I have already mentioned the number of traffic lights near my house (see “Traffic Chaos Gets A Green Light!”) and highlighted the number of those which are there to make the crossing of the roads easier for the pedestrian.
What I failed to mention was that by easier I meant less annoying to the driver!
What do I mean by that?
Well, it has always been my understanding that these crossings are controlled by traffic lights which are triggered when a pedestrian presses the button. And for the most part that is true. However the crossings in my area seem to have a different agenda. I assumed, rightly or wrongly, that when a pedestrian arrived at a crossing, because they wanted to cross the road, and pressed the button, the lights changed to red for the traffic allowing the pedestrian to cross in relative safety.

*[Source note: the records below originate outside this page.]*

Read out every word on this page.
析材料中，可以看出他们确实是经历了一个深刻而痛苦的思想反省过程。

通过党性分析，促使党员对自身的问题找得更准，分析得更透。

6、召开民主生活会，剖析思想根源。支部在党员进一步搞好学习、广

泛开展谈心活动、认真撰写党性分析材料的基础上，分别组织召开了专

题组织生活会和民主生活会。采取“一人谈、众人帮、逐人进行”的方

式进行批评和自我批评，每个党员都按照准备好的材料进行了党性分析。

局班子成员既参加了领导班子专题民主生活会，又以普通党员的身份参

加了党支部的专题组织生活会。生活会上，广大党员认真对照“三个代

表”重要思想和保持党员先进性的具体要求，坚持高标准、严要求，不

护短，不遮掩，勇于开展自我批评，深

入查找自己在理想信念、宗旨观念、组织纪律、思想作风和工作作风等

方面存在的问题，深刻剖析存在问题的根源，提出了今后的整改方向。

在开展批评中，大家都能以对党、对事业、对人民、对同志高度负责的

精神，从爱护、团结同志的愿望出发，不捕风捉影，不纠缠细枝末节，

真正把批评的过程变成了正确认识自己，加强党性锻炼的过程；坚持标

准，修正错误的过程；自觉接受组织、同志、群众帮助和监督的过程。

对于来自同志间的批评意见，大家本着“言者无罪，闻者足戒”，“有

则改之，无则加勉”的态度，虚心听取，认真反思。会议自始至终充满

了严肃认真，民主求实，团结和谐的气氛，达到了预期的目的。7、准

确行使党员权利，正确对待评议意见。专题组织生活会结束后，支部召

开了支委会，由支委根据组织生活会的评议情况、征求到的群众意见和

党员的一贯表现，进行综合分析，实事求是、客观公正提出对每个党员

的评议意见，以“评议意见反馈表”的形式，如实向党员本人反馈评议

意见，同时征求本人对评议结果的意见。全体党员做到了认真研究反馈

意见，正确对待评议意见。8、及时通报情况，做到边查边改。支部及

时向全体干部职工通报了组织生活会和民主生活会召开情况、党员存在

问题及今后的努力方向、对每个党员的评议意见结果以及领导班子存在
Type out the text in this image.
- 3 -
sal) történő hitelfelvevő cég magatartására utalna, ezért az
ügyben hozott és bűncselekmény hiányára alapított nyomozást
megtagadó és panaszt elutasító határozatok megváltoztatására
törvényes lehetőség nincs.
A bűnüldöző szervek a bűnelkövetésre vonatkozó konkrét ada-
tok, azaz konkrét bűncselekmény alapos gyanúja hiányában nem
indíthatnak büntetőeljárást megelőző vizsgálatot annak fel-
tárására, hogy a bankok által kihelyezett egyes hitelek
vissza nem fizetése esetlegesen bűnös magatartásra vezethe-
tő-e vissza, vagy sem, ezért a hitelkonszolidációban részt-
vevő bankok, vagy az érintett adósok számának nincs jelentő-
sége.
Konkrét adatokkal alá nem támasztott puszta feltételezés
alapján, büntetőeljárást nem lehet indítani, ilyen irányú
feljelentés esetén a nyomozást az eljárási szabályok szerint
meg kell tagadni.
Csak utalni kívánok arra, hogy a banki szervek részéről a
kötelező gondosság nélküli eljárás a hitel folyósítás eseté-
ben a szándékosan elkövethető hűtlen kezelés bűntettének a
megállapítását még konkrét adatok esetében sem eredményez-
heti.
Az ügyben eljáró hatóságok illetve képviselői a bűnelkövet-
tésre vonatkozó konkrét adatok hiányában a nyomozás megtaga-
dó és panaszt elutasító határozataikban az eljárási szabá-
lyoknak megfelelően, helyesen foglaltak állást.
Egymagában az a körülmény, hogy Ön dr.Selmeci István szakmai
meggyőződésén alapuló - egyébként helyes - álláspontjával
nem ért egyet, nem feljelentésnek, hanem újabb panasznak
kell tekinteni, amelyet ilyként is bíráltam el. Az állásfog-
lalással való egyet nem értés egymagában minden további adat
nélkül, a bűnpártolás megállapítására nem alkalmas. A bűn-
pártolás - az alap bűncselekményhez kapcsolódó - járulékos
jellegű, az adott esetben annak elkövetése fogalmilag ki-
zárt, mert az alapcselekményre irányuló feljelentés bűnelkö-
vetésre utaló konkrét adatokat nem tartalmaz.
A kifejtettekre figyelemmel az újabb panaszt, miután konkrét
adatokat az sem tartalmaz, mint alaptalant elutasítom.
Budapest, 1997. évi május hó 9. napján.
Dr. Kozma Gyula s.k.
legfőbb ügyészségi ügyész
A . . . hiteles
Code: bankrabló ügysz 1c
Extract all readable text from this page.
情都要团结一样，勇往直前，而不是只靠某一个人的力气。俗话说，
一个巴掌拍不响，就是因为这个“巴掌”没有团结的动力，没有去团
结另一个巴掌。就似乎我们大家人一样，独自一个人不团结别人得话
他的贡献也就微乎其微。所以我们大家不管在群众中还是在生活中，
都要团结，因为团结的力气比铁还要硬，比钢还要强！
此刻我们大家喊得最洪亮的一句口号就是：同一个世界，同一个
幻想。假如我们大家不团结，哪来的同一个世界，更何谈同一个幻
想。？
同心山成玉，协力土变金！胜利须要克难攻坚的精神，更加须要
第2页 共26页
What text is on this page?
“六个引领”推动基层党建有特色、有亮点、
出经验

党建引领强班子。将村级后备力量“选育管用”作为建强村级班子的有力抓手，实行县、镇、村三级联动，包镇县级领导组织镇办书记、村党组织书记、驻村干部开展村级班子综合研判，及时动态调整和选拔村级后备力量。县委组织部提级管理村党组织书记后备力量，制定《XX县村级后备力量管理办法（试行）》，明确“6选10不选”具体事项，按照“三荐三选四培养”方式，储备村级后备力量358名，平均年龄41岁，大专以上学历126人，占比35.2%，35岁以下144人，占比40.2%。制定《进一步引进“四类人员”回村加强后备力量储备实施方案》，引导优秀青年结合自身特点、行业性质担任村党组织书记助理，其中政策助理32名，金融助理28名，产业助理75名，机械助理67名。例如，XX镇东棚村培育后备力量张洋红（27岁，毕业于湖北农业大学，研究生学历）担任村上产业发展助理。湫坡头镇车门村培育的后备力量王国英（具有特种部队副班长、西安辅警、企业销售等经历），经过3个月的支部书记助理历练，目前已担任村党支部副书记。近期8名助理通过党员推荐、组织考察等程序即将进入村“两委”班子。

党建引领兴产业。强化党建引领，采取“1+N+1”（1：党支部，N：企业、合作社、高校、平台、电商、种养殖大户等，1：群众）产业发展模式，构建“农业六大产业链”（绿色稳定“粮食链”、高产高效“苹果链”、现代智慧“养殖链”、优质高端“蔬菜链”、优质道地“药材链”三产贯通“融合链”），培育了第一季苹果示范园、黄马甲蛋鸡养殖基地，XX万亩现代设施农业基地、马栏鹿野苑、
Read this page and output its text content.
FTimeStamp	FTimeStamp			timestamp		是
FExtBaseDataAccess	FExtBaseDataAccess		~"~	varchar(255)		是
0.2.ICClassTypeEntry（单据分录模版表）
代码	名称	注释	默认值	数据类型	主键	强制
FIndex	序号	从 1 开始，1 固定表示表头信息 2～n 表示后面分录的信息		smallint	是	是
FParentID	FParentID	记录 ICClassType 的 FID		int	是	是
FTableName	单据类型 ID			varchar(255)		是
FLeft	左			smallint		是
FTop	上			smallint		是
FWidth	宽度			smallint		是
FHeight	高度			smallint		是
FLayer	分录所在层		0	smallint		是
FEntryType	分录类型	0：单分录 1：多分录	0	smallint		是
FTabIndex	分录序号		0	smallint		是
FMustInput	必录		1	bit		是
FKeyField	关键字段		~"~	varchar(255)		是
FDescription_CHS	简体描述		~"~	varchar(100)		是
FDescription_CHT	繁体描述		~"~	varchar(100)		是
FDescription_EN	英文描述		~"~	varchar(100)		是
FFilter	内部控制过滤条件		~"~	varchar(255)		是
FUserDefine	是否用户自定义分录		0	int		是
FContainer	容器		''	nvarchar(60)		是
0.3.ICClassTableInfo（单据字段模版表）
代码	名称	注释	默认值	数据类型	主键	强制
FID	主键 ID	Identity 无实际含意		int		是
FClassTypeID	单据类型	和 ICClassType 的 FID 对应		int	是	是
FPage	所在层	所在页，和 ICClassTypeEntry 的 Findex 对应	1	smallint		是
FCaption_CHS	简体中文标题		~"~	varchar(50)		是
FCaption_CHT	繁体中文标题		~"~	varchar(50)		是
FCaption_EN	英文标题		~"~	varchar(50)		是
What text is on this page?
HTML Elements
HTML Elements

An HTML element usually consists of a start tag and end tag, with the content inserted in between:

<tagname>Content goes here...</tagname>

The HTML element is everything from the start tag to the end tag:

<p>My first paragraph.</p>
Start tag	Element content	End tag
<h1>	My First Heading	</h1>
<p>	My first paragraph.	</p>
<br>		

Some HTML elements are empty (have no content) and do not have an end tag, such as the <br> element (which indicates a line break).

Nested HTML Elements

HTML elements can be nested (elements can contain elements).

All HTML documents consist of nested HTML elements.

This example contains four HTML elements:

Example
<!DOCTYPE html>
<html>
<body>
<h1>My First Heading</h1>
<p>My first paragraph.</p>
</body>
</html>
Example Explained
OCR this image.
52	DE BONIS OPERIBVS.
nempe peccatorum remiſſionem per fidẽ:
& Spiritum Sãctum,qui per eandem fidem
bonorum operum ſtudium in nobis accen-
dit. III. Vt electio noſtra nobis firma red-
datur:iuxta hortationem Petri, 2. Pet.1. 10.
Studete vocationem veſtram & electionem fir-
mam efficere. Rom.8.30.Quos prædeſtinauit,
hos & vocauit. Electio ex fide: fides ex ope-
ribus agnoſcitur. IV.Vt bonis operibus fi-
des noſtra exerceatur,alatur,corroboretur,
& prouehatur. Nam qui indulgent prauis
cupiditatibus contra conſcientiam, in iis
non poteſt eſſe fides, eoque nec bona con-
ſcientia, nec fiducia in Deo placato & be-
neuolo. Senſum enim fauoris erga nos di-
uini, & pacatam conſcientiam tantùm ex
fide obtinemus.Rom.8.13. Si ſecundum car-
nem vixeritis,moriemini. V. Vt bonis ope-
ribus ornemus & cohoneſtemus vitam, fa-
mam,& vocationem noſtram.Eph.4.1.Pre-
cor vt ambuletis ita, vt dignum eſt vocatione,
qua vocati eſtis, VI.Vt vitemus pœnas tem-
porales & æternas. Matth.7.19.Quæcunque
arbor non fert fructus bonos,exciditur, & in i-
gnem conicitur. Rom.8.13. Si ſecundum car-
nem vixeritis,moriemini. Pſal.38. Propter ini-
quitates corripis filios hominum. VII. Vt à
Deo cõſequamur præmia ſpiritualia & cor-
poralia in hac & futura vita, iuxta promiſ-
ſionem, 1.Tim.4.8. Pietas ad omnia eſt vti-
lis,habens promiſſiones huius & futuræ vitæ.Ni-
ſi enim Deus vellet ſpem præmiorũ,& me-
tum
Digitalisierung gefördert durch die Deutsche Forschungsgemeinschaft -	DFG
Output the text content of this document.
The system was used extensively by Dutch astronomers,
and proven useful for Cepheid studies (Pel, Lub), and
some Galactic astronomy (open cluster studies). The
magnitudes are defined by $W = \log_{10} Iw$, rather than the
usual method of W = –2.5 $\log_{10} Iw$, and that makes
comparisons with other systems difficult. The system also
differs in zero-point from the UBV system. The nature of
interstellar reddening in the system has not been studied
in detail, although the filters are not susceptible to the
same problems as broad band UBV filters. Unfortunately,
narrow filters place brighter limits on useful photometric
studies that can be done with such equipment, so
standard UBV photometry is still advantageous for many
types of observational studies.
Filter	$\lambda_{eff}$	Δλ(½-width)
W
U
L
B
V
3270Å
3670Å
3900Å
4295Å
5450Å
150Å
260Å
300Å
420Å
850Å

Whilst the basics of the previous paragraph are true, in that a pedestrian arrives at the crossing; presses the button; lights change; pedestrian crosses, what is not clear is the time lag between the pressing of the button and the changing of the lights. As a road user myself; both driving along them and trying to walk across them (obviously not at the same time!), I don’t expect the lights to change instantly the button is pressed. No, that would cause countless accidents!
What I do expect is for the traffic to be stopped in a short time after the button has been pressed. Again, both as a driver and pedestrian, it would be good to know that a few seconds after the button has been pressed the lights are going to change. All could be prepared.
What actually seems to happen in my little town is that the lights wait until there is a sizeable break in the traffic before changing. By which time there is no traffic to stop!
I am quite capable of just standing there and waiting for a gap before crossing. Why do I need a green light to tell me what my eyes can see for themselves?
In the old days (signs of my recent age increase coming out there!) we used to have zebra crossings where as a pedestrian approached, drivers would slow down and stop to allow the pedestrian to cross.
All very simple – nothing electronic just common sense.
A pedestrian could cross in the knowledge that the cars would wait for them to get to the other side before moving off (OK, most drivers would). There was no perceived hurry. Now, crossings have beeps alerting the pedestrian when it is safe to cross – a nice feature for those who are visually challenged in some way and can’t see the green man – but they stop beeping before most pedestrians have reached the other side, thus instilling a mild panic to get across before the cars move off again.
And if, when I approach a crossing (on foot), there is a young child being taught by an adult how to use the crossing, I tend to observe the lights so that the child can see others doing it. Even though I could have crossed the road safely three times in the time I stood there being good!
Today, whilst doing just that, a mother and young child were standing at one of our crossings; a crossing which breaks the mould mentioned above. It doesn’t have a red and green man light system high above the pedestrian’s heads which can be seen from the other side of the road and it doesn’t beep. Pedestrians have to watch the light next to the button to see it change, and this is usually blocked by the person who actually pressed it, making the crossing a bit of a challenge for visually impaired people to use!
The mother was explaining to the child about what to look for when crossing and the child had her hands all over the button panel touching the small red light. The lights changed; the traffic stopped and our little green light came on. By the time the mother had uttered the question “what colour is light now”, the green had turned back to red. Their crossing opportunity had passed.
I was already on the other side, but did the mother and child wait for the next change in lights?
Of course not! The mother grabbed the little girl’s hand and stepped out into the road. Fortunately, none of the waiting drivers were of Formula One standard, and had not therefore had their foot hard down on the accelerator!
No physical harm done this time, just another young road user who will be confused about how and when to cross!